Rona Lightfoot is well known in the Scottish folk world as a standard-bearer of all things traditional. This week she gave a talk at one of the daily Pipe Up! events where she discussed the oral traditions of bagpipe tuition, Canntaireachd.
She told us: “Canntaireachd is the way to teach the pupil a tune in the absence of manuscript. During the war when I grew up there was very little you could do to send away to Glasgow or wherever to get pipe music: that was the last thing on people's minds. But the local pipers taught me many tunes: my granpa, my uncle, my father: people like that taught me by word of mouth rather than having the thing written out for you.
“That's really what it is: it's a traditional way of parting company with your tune to your pupil.”

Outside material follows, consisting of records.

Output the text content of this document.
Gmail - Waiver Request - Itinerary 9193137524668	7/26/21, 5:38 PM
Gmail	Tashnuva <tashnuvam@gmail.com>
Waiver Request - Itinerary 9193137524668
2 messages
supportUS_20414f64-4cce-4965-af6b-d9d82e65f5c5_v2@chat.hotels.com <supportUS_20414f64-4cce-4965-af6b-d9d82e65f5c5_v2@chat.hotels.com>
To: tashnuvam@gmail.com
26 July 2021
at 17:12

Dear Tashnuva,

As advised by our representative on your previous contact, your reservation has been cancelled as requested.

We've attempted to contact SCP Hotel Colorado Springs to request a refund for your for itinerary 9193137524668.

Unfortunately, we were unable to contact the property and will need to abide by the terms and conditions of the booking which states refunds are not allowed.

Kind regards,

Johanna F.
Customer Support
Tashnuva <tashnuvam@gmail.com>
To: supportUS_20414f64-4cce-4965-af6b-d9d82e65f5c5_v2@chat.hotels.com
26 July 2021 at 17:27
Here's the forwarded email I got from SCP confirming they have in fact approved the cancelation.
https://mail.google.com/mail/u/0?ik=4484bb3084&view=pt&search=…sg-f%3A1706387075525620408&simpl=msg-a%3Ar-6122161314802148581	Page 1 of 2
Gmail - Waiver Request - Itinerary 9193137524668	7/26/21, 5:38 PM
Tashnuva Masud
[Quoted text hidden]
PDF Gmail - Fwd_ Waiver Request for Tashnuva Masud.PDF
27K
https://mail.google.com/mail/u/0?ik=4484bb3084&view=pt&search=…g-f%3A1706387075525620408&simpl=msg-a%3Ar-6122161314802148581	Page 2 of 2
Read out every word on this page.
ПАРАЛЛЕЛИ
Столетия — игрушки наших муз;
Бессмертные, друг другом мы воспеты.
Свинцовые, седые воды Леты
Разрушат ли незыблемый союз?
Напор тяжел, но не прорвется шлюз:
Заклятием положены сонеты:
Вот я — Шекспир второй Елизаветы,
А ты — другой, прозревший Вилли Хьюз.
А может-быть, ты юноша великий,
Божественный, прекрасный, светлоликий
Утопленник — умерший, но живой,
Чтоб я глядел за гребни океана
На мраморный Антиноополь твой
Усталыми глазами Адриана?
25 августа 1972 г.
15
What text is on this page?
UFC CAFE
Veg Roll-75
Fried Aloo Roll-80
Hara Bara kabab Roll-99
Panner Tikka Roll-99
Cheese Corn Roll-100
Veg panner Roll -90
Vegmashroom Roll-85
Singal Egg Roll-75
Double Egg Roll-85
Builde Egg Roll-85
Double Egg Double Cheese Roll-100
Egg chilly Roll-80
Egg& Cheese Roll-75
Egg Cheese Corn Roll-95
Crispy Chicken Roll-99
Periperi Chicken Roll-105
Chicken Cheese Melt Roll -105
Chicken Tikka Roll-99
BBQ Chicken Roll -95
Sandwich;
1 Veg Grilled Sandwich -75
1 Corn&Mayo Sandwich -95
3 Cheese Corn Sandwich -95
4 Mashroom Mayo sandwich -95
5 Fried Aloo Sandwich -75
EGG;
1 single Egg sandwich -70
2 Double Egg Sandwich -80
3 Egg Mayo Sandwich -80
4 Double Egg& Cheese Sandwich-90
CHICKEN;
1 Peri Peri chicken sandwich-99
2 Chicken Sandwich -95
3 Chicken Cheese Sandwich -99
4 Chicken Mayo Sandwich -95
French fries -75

Coming up as a young female piper in the fifties and sixties, Rona experienced some resistance from certain more old-fashioned players – despite her obvious talents at the instrument. Her determination eventually led to Rona becoming the first female to take part in the esteemed Bratach Gorm, or Blue Banner, pibroch competition.
She told us: “After much correspondence and quoting the Sex Discrimination Act and so on they changed the constitution and women are allowed to play if they achieve the standard.
“It's quite odd that men that were so keen on the highland bagpipe, they didn't want women to have anything to do with it at all., it was a man's instrument.